Menteri Usaha Mikro, Kecil, dan Menengah (UMKM) Maman Abdurrahman mendesak perguruan tinggi mengambil peran lebih besar dalam menumbuhkan semangat kewirausahaan di lingkungan mahasiswa. Langkah ini penting untuk menggenjot rasio wirausaha nasional yang masih tertinggal jauh dibanding negara maju.

“Kementerian UMKM terus mendorong pertumbuhan rasio kewirausahaan. Ukuran negara berkembang atau negara maju selalu ditandai oleh jumlah entrepreneur yang signifikan,” ujar Menteri Maman dalam keterangannya di Jakarta, Minggu (30/11/2025).

Maman bilang, rasio kewirausahaan Indonesia masih berada di bawah 3,5 persen, sementara negara-negara maju rata-rata sudah menembus 8 persen ke atas.

Dia menegaskan, kampus harus menjadi pabrik bagi lahirnya generasi wirausaha muda yang mampu mengejar ketertinggalan tersebut.

Data SMERU menunjukkan 73 persen anak muda Indonesia memiliki minat kuat menjadi wirausaha.
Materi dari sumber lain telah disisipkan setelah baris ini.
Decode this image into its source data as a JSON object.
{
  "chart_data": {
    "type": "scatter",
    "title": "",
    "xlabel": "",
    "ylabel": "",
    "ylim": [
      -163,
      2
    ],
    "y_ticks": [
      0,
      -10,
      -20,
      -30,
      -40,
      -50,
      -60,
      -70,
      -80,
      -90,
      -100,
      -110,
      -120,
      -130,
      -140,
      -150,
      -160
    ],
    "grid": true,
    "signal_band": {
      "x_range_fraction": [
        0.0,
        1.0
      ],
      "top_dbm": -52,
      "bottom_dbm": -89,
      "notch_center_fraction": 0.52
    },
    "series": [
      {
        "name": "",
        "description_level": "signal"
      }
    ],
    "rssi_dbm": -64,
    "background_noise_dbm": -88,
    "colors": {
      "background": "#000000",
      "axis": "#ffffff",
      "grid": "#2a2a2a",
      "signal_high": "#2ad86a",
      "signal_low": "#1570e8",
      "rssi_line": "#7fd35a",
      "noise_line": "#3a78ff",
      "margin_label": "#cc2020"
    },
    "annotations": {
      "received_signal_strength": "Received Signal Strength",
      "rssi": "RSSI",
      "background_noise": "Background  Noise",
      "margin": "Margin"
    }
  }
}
Maman menilai potensi sebesar ini harus ditangkap dan difasilitasi dalam ekosistem pendidikan tinggi agar dapat bertransformasi menjadi kekuatan ekonomi baru.

Ia mengingatkan, para dosen di perguruan tinggi jangan lagi berorientasi mencetak pencari kerja, tetapi juga menjadi pusat lahirnya pencipta lapangan kerja.

Selain memperkuat kurikulum kewirausahaan, kampus juga didorong menanamkan pola pikir kreatif, analitis, serta kemampuan memecahkan masalah alih-alih sekadar menghafal materi.

“Semangat inilah yang ingin kita dorong di kampus, supaya lahir tenaga muda dan ahli muda yang memiliki kemandirian serta membangun semangat entrepreneurship,” katanya.

Maman juga menilai kampus perlu menghasilkan lulusan yang memiliki integritas, pola pikir progresif, serta kesiapan menghadapi beragam tantangan masa depan.

Menurutnya, cara berpikir progresif akan membentuk pengusaha muda yang adaptif dan inovatif sehingga dapat memberikan kontribusi yang lebih besar terhadap percepatan ekonomi nasional.

“Mari kita merekonstruksi dan merenungkan kembali semangat sebagai pendidik, sekaligus membangun kembali semangat adik-adik mahasiswa,” ujarnya.

Ia optimistis rekonstruksi ekosistem pendidikan akan melahirkan generasi pengusaha muda dari kampus yang kelak menjadi agen perubahan bagi masyarakat, UMKM, dan pembangunan nasional.

Untuk memperkuat potensi tersebut, pemerintah telah menyiapkan berbagai kebijakan strategis mulai dari peningkatan kapasitas SDM, pendampingan usaha, dukungan legalitas, akses pembiayaan, kemitraan dengan usaha besar, peningkatan mutu produk, hingga digitalisasi.

“Seluruh kebijakan tersebut dirancang untuk menciptakan iklim usaha yang sehat, inklusif, dan berkelanjutan bagi pengusaha UMKM,” ujarnya.